Arsenic and Male Infertility

Arsenic and Male Infertility
Arsenic is turning out to be another hidden dietary factor which can negatively influence male fertility, and exposure can be worryingly high. Arsenic exposure can be especially problematic for men who consume diets largely composed of rice, because rice tends to accumulate arsenic from the water it is grown in. For this reason rice grown in some parts of the world tends to be more prone to high arsenic levels, similarly, some drinking water tends to be higher in arsenic than others.

Animal studies have shown that arsenic exposure can disrupt steroid hormone production in such a way that may lead to infertility, and a 2012 study (1) sought to evaluate whether arsenic can similarly influence male hormones and fertility.

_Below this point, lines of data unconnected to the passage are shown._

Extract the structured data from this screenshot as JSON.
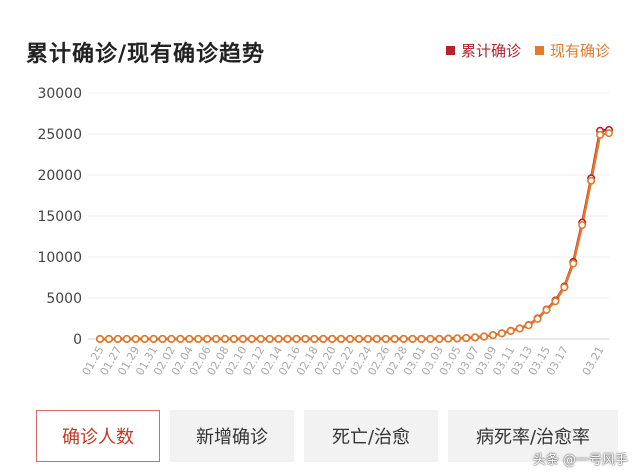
{
  "header": {
    "title": "累计确诊/现有确诊趋势"
  },
  "legend": [
    {
      "label": "累计确诊",
      "color": "#b5222a"
    },
    {
      "label": "现有确诊",
      "color": "#e07b2c"
    }
  ],
  "tabs": [
    {
      "label": "确诊人数",
      "active": true
    },
    {
      "label": "新增确诊",
      "active": false
    },
    {
      "label": "死亡/治愈",
      "active": false
    },
    {
      "label": "病死率/治愈率",
      "active": false
    }
  ],
  "watermark": "头条 @一号风手",
  "chart_data": {
    "type": "line",
    "ylim": [
      0,
      30000
    ],
    "yticks": [
      0,
      5000,
      10000,
      15000,
      20000,
      25000,
      30000
    ],
    "grid": true,
    "legend_position": "top-right",
    "x": [
      "01.25",
      "01.26",
      "01.27",
      "01.28",
      "01.29",
      "01.30",
      "01.31",
      "02.01",
      "02.02",
      "02.03",
      "02.04",
      "02.05",
      "02.06",
      "02.07",
      "02.08",
      "02.09",
      "02.10",
      "02.11",
      "02.12",
      "02.13",
      "02.14",
      "02.15",
      "02.16",
      "02.17",
      "02.18",
      "02.19",
      "02.20",
      "02.21",
      "02.22",
      "02.23",
      "02.24",
      "02.25",
      "02.26",
      "02.27",
      "02.28",
      "02.29",
      "03.01",
      "03.02",
      "03.03",
      "03.04",
      "03.05",
      "03.06",
      "03.07",
      "03.08",
      "03.09",
      "03.10",
      "03.11",
      "03.12",
      "03.13",
      "03.14",
      "03.15",
      "03.16",
      "03.17",
      "03.18",
      "03.19",
      "03.20",
      "03.21",
      "03.22"
    ],
    "xtick_labels": [
      "01.25",
      "01.27",
      "01.29",
      "01.31",
      "02.02",
      "02.04",
      "02.06",
      "02.08",
      "02.10",
      "02.12",
      "02.14",
      "02.16",
      "02.18",
      "02.20",
      "02.22",
      "02.24",
      "02.26",
      "02.28",
      "03.01",
      "03.03",
      "03.05",
      "03.07",
      "03.09",
      "03.11",
      "03.13",
      "03.15",
      "03.17",
      "03.21"
    ],
    "series": [
      {
        "name": "累计确诊",
        "color": "#b5222a",
        "values": [
          2,
          2,
          5,
          5,
          5,
          6,
          6,
          6,
          8,
          11,
          11,
          12,
          12,
          12,
          12,
          12,
          12,
          13,
          13,
          13,
          13,
          15,
          15,
          15,
          15,
          15,
          15,
          15,
          15,
          15,
          15,
          15,
          15,
          15,
          15,
          15,
          15,
          15,
          15,
          40,
          70,
          120,
          200,
          300,
          480,
          700,
          1000,
          1300,
          1700,
          2500,
          3600,
          4700,
          6400,
          9400,
          14200,
          19600,
          25400,
          25500
        ]
      },
      {
        "name": "现有确诊",
        "color": "#e07b2c",
        "values": [
          2,
          2,
          5,
          5,
          5,
          6,
          6,
          6,
          8,
          11,
          11,
          12,
          12,
          12,
          12,
          12,
          12,
          12,
          12,
          12,
          12,
          12,
          12,
          12,
          12,
          12,
          12,
          12,
          12,
          12,
          12,
          12,
          12,
          12,
          12,
          12,
          12,
          12,
          12,
          40,
          70,
          120,
          200,
          300,
          470,
          690,
          980,
          1280,
          1670,
          2450,
          3550,
          4600,
          6300,
          9200,
          13900,
          19300,
          24900,
          25100
        ]
      }
    ]
  }
}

Urinary arsenic levels were measured in a group reproductive aged men recruited from an infertility clinic and the results were evaluated alongside sperm quality. The study concluded that as urinary concentrations of various forms of arsenic increase, the likelihood of poor sperm counts elevate also.

A more recent 2016 study (2) evaluated levels of various arsenic compounds in men with and without infertility and discovered that the incidence of elevated levels of arsenic compounds was far more common in men diagnosed with infertility.

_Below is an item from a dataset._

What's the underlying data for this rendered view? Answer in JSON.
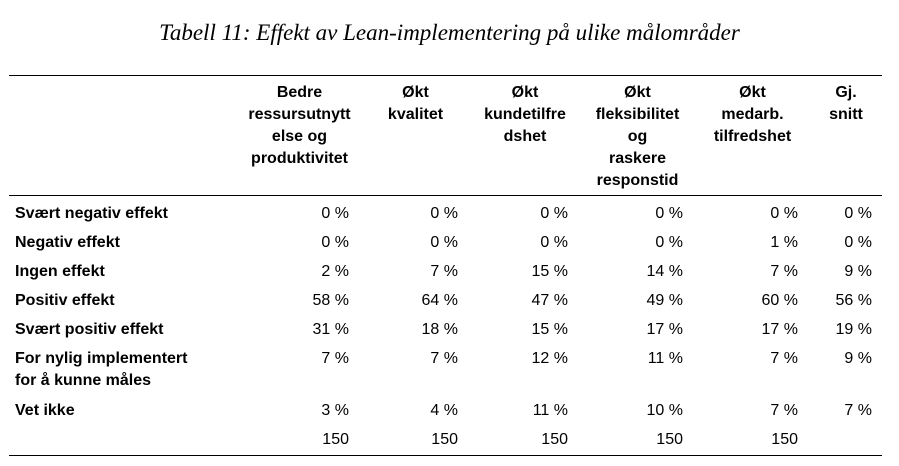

"These findings provide evidences that low-level environmental arsenic exposure was positively associated with UMI (unexplained male infertility) risk."

Rice is one of the key dietary sources of arsenic and if you are a male suffering with infertility it may be wise to take steps to minimize arsenic exposure by either switching rice for other forms of carbs or learning how to prepare rice using methods designed to reduce arsenic.

Boiling rice in an excessive quantity of water and rinsing cooked rice before serving has been shown to be effective. Choosing the type of rice that you buy carefully can also cut exposure levels.

(1) Environ Health. 2012 Jul 9;11:46. doi: 10.1186/1476-069X-11-46.
Environmental exposure to arsenic may reduce human semen quality: associations derived from a Chinese cross-sectional study. Xu W1, Bao H, Liu F, Liu L, Zhu YG, She J, Dong S, Cai M, Li L, Li C, Shen H.

(2) Sci Total Environ. 2016 Nov 15;571:307-13. doi: 10.1016/j.scitotenv.2016.07.169. Epub 2016 Jul 30. Low-level environmental arsenic exposure correlates with unexplained male infertility risk.
Wang X1, Zhang J2, Xu W2, Huang Q2, Liu L2, Tian M2, Xia Y3, Zhang W4, Shen H5.